Mkoll nods. ‘I heard the tribal forces often use captured Guard kit.’

‘That’s true enough,’ says Gaunt.

‘Where did the others go?’ asks Corbec, looking down at the corpses glumly.

‘They ran when your first couple of volleys brought these two over,’ says Mkoll.

‘Let’s circle up and head back,’ says Corbec.

There’s a sudden noise, a voice, gunfire. One of the other scouts has reappeared. He is hurrying back across the fish-scale slabs of the square towards them, firing off bursts from the hip. A rain of las-fire answers him. It cracks paving stones, pings pebbles, and spits up plumes of muck.

‘Find cover!’ the scout yells as he comes towards them. ‘Find cover!’

They have jammed a stick into the ruins of Kosdorf, and wiggled it around until the nest underneath the city has been thoroughly disturbed.

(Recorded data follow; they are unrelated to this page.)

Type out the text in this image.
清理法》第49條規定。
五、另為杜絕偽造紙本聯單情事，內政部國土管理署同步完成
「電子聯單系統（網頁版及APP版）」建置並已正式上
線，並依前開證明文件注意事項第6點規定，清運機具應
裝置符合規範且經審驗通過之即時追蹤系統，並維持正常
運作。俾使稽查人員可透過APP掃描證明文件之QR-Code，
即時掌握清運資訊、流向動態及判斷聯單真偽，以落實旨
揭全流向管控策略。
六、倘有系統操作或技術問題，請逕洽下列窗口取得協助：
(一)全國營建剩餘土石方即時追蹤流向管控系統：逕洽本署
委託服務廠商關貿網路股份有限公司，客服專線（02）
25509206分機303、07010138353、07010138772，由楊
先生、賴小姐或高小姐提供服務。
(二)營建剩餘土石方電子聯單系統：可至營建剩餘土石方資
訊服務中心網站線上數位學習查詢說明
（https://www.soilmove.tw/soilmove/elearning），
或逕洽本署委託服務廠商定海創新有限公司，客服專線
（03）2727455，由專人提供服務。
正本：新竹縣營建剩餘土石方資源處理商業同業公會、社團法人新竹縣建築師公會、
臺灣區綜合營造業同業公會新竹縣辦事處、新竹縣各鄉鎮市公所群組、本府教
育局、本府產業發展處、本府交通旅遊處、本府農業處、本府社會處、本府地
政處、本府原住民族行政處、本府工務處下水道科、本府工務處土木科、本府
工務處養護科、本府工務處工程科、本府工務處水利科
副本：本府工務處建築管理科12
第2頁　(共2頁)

Hostiles in PDF kit, caked in dirt, looking feral and thin, are assaulting the concourse area through the ruins of an old Ecclesiarchy temple and, to the west of that, the bones of a pauper’s hospital.

They look like ghosts.

They come surging forwards, out of the dripping shadows, through the mist, into the strobing twilight. In their captured kit, they look to Gaunt like war-shocked survivors trying to defend what’s left of their world.

‘Fall back!’ Corbec yells.

‘I don’t want to fight them,’ Gaunt says to him as they run for better cover. ‘Not if they’re our own!’

‘Mkoll was pretty sure they weren’t!’

‘He could have been wrong. These could be our people, come through hell. I don’t want to fight them unless I have to.’